Results from an experiment designed to test the limits of charge–parity (CP) symmetry have been used to restrict the possible mass range of a candidate dark-matter particle. Writing in Physical Review X, researchers with the international Neutron Electric Dipole Moment (nEDM) collaboration report that the absence of oscillations in the electric dipole moment of ultracold neutrons and mercury-199 atoms rules out axion-like dark-matter particles with masses between 10^-24 and 10^-17 eV.

Axions were first proposed to explain the lack of CP symmetry-breaking in strong-force interactions, although they have not yet been observed. Their existence could also account for some proportion of dark matter, which is the invisible mass component of the universe.
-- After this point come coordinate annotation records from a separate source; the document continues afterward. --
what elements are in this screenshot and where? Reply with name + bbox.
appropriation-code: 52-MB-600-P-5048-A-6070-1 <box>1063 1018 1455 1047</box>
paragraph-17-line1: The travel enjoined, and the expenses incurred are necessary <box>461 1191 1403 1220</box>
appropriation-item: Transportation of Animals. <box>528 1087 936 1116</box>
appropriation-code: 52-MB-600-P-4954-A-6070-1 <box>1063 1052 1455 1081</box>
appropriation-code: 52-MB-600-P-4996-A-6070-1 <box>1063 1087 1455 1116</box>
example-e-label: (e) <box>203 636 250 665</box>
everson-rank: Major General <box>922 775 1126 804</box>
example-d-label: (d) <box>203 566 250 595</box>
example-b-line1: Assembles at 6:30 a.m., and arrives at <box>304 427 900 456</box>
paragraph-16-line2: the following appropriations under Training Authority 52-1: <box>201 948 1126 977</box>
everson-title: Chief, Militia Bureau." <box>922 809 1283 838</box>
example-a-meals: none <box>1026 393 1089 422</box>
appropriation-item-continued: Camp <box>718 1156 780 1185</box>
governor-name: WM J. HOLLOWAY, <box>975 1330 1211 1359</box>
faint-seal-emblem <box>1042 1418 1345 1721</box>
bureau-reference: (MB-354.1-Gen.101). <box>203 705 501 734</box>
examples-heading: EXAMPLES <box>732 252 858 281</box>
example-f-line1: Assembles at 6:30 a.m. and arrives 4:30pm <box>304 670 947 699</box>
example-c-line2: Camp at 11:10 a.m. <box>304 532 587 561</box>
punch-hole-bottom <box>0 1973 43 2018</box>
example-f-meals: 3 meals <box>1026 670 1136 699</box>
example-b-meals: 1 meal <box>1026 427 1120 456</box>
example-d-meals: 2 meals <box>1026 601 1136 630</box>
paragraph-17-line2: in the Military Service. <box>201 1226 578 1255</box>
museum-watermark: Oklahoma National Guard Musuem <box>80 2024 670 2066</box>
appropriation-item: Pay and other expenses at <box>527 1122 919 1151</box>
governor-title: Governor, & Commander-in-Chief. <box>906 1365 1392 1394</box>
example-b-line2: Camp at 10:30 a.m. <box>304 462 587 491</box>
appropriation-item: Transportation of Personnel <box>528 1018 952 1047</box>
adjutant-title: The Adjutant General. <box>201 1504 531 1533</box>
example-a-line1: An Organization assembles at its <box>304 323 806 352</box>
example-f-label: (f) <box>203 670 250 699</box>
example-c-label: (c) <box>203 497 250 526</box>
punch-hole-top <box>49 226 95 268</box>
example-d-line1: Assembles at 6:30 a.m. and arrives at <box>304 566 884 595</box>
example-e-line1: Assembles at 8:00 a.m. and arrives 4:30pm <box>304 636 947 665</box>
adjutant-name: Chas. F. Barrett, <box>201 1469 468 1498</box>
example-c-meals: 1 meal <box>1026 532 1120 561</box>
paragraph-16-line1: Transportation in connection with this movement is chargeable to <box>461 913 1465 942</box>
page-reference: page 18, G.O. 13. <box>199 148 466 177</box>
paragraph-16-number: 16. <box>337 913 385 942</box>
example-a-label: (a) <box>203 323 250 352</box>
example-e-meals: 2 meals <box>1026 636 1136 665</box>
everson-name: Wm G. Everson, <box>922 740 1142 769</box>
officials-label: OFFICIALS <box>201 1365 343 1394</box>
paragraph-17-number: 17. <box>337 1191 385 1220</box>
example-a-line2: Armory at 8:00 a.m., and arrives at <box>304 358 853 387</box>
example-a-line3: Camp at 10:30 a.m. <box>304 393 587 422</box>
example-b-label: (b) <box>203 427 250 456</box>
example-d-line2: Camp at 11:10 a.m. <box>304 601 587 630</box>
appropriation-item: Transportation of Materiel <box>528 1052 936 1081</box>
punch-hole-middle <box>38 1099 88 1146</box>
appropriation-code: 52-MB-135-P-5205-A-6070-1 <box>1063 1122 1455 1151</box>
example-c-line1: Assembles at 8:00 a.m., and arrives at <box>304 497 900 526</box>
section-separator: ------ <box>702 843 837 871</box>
Evidence for CP symmetry-breaking was the goal of the nEDM group’s experiments at the Paul Scherrer Institute in Switzerland. Their apparatus was designed to detect signs of a finite electric dipole moment (EDM) in the spin precession of neutrons and mercury nuclei. The researchers realized, however, that the same data might also reveal the presence of axions.

Suffused with axions

The small mass predicted for axions means that they must permeate the galaxy if they are to contribute significantly to the universe’s dark matter. Interactions between this axion field and gluons and nucleons should produce oscillations in the EDM of the neutrons and atoms in the experiment. No such effect was detected; nor was there any sign of the axion “wind” caused by the solar system’s passage through the galaxy’s dark matter halo.

As a result, the researchers were able to put limits on the axion–gluon coupling strength, and to exclude a wide range of masses for the particle. Longer and more sensitive measurements in the future should make even lighter axion masses accessible to observation.